Prove that if $m/n < \sqrt{2}$, then there is another rational number $m'/n'$ with $m/n < m'/n' < \sqrt{2}$

Question

Let $m$ and $n$ be natural numbers. Prove that if $m/n < \sqrt{2}$, then there is another rational number $m'/n'$ with $m/n < m'/n' < \sqrt{2}$

I interpreted this statement as $$\frac{m}{n} < \sqrt{2} \rightarrow \exists \frac{m'}{n'} \in \mathbb{Q} \left( \frac{m}{n} < \frac{m'}{n'} \wedge \frac{m'}{n'} < \sqrt{2} \right)$$ The contrapositive would then be $$\forall \frac{m'}{n'} \in \mathbb{Q} \left(\frac{m'}{n'} < \sqrt{2} \rightarrow \frac{m}{n} \geq \frac{m'}{n'}\right) \rightarrow m/n \geq \sqrt{2}$$

Partial Proof: Suppose that $\forall \frac{m'}{n'} \in \mathbb{Q} \left(\frac{m'}{n'} < \sqrt{2} \rightarrow \frac{m}{n} \geq \frac{m'}{n'}\right)$. Now suppose that $\frac{m}{n} < \sqrt{2}$. Since $\frac{m}{n} \in \mathbb{Q}$ and $\frac{m}{n} < \sqrt{2}$, we have $\frac{m}{n} \leq \frac{m}{n}$...

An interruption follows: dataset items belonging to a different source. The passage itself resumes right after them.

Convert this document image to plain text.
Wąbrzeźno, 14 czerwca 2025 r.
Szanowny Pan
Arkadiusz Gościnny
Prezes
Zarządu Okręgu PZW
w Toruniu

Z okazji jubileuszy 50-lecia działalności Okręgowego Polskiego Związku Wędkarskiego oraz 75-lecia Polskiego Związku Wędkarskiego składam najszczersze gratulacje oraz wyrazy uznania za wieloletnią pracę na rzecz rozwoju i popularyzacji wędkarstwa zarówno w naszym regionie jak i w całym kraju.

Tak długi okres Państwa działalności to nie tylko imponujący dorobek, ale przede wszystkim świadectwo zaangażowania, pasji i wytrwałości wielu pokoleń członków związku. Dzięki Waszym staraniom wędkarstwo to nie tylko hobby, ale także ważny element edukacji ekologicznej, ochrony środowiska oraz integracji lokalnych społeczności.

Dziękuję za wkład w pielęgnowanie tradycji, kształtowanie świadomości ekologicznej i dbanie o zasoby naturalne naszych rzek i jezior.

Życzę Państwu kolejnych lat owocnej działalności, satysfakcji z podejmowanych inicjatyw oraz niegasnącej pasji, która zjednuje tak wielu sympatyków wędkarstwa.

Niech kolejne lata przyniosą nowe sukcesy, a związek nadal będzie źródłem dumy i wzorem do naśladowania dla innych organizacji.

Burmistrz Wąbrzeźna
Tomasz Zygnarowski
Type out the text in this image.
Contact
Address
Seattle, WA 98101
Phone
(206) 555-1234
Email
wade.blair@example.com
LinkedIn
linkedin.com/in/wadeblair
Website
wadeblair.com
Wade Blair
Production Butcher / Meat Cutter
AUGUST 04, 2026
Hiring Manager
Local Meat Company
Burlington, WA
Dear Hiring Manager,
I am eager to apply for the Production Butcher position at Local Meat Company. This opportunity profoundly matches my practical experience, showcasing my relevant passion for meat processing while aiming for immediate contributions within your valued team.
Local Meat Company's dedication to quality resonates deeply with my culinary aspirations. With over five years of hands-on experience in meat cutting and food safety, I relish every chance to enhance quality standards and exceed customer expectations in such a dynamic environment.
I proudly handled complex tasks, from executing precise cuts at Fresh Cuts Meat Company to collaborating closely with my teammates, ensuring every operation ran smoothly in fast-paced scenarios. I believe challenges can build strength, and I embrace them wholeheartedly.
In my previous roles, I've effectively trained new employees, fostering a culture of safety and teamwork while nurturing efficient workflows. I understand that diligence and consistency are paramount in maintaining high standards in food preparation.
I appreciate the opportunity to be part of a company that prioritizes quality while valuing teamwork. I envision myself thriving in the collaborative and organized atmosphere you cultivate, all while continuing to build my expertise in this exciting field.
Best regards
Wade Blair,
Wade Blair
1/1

I'm just wondering why I was not able to draw a contradiction at the end. Is there something wrong with how I interpreted the statement?

Answer 1

Here is a somewhat different approach: assume that $\dfrac mn < \sqrt 2$. Then \begin{align*} m^2 &< 2n^2\\ 2m^2 &< 4n^2 \\ 2m^2 + 3mn &< 3mn + 4n^2 \\ m(2m + 3n) &< n (3m + 4n) \\ \frac mn &< \frac{3m + 4n}{2m + 3n} \end{align*} and \begin{align*} m^2 &< 2n^2\\ 9 m^2 - 8m^2 &< 18 n^2 - 16n^2 \\ 9m^2 + 16n^2 &< 8m^2 + 18n^2 \\ 9m^2 + 24 mn + 16 n^2 &< 8m^2 + 24mn + 18n^2 \\ (3m + 4n)^2 &< 2 (2m + 3n)^2 \\ \frac{(3m+4n)^2}{(2m+3n)^2} &< 2 \\ \frac{3m+4n}{2m+3n} &< \sqrt{2} \end{align*} so that $$ \frac mn < \frac{3m+4n}{2m+3n} < \sqrt 2.$$

Answer 2

If you are allowed to use limits, note that $\displaystyle \lim_{k \to \infty} \frac{k+1}{k} = 1$ and thus $\displaystyle \lim_{k \to \infty} \frac{(k+1)m}{kn} = \frac mn$.

Since $\dfrac{m}{n} < \sqrt 2$, then for sufficiently large $k$ you have $$\frac mn < \frac{(k+1)m}{kn} < \sqrt 2.$$